Women played an important role in the Arab Spring revolutions, and their involvement is crucial to the ongoing political change in the region. To that end, the Harvard Law School Women’s Law Association sponsored an event presenting the perspectives of several HLS and Harvard Kennedy School women students from Egypt, Lebanon, and Saudi Arabia. The Women in the Arab Awakening panelists discussed their experiences as both activists in and observers of these events, and the subsequent impact the revolutions have had on women.
Farida Mortada, an LL.M. student who spent last year in Egypt, opened the discussion with a personal anecdote illustrating how women can be marginalized if they don’t insist on participating in the political process. She explained why she chose not to join protesters on 2011 International Women’s Day in Tahrir Square as they demanded equal rights and the right to hold office.
“I decided not to go to the protests because it just wasn’t the time for a women’s march, and there were so much more important things to think about, like the new constitution. I was really taken by bigger events and women’s rights did not seem like a priority. I was so wrong,” she said.
But she soon understood how women’s rights and the political revolution are interconnected. In the parliamentary elections months later, women won 10 out of the roughly 500 seats – two percent. Women hold just six spots on the committee of 100 leaders responsible for drafting the new constitution. The situation is getting more and more worrisome, Mortada said, because now there is no strong female presence in parliament to guarantee that women ever get power. Nor do they have a strong presence on the constitutional committee, hampering their ability to ensure that certain rights become entrenched in the constitution currently being drafted. She emphasized that it’s never the wrong time to fight for women’s issues.
Hanouf Alhazzaa, a visiting researcher at HLS who will begin her LL.M. studies in the fall, explained why her experiences in her native Saudi Arabia inspired her to pursue an education in America. She held a position in the Saudi government and headed its first department to address women’s land rights. But even though she was director of the department, she couldn’t sign any documents because it’s illegal for women to practice law. The experience inspired her to pursue a degree at the Law School in order to continue to work to change the system from within and by engaging others.
Hala Hanna contrasted Alhazzaa’s experience with her own in Lebanon. Civil society is stronger in Lebanon than in Egypt or Saudi Arabia, so women generally have more rights. She said that the problems facing all of the panelists stem from the system as a whole, so she instead discussed women’s movements across the Mideast, and not from the perspective of any one country.

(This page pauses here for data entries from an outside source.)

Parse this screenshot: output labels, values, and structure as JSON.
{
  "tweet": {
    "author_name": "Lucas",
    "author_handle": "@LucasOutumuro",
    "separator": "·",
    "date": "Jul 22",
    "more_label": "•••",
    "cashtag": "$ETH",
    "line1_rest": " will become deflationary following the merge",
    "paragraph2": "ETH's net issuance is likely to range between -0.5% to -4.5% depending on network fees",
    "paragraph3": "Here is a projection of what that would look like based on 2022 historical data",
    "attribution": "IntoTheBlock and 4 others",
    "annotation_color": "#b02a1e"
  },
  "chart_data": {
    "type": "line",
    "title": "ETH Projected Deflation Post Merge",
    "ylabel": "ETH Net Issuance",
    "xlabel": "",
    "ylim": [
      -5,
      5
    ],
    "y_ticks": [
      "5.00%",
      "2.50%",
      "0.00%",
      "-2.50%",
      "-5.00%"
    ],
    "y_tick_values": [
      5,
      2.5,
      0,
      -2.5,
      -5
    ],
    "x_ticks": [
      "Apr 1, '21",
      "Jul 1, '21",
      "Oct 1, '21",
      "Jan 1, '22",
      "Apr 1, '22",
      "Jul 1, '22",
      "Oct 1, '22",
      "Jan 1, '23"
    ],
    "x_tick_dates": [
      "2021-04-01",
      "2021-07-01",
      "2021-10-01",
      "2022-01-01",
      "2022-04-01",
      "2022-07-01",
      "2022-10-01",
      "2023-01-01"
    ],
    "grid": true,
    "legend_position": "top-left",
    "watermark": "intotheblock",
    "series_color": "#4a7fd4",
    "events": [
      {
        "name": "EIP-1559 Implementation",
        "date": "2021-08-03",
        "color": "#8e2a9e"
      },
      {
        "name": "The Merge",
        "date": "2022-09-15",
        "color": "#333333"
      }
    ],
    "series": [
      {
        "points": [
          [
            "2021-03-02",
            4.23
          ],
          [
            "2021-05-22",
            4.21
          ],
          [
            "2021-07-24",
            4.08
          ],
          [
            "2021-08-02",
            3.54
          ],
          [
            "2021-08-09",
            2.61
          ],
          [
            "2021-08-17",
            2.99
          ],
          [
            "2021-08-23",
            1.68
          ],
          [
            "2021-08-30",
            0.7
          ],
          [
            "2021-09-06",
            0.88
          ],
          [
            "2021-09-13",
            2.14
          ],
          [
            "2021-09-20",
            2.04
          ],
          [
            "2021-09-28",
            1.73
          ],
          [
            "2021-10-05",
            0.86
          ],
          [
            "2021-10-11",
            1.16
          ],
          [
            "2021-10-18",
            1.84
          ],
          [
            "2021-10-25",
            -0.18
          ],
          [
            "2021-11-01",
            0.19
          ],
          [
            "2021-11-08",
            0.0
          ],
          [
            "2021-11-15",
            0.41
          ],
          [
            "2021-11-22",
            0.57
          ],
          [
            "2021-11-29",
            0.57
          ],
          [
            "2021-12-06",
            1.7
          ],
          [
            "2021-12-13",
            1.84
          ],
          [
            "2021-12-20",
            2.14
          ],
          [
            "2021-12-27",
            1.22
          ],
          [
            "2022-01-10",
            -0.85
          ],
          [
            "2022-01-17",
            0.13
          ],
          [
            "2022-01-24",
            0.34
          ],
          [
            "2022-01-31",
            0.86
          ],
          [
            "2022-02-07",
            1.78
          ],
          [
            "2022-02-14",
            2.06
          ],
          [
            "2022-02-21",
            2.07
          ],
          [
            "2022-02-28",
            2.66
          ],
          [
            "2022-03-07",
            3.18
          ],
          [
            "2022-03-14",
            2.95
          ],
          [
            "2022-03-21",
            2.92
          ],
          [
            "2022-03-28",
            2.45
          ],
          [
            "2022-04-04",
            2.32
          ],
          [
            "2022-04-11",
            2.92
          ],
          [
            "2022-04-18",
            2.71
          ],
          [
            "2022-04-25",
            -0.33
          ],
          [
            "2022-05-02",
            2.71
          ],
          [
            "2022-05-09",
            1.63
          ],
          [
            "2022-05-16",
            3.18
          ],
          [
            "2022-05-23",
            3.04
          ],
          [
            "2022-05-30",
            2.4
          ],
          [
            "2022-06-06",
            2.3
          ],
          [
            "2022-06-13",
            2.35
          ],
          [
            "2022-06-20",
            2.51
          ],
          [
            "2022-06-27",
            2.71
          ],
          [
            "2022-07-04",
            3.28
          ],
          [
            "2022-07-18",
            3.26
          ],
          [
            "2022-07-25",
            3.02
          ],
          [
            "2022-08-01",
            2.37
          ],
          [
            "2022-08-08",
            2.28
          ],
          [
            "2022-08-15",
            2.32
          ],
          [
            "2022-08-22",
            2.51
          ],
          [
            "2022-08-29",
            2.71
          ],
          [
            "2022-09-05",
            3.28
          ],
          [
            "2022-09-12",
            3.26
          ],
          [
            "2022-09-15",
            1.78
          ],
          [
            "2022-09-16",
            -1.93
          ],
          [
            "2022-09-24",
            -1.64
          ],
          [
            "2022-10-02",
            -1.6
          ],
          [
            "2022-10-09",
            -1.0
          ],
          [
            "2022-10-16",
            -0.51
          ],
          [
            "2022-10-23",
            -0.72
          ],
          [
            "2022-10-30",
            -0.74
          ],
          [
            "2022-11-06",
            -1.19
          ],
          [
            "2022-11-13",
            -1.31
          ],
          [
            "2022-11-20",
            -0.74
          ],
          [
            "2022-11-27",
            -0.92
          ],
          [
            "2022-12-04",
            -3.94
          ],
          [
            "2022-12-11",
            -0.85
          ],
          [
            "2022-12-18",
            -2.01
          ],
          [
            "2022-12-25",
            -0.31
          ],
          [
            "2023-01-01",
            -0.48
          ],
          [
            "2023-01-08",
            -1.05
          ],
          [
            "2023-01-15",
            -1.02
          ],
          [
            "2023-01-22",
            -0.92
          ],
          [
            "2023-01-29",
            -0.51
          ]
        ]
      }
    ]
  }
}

“It is not revolutions or the Arab Spring that have a negative impact on women, but rather the preexisting conditions within society that brought us where we are today regarding women’s rights,” she said. “All the gains that women have achieved were somewhat imposed from above. It’s the king who is passing these laws. We’re lacking the grassroots movements that put weight on women’s issues.”
The struggle for women’s rights is common throughout the world – in Europe, in Latin America, and even here in the United States, where women are not equally represented in the political arena, Hanna said. The struggle for women’s rights is not unique to the Middle East, but now the work that women are doing to gain equality in that region is getting the attention that it needs.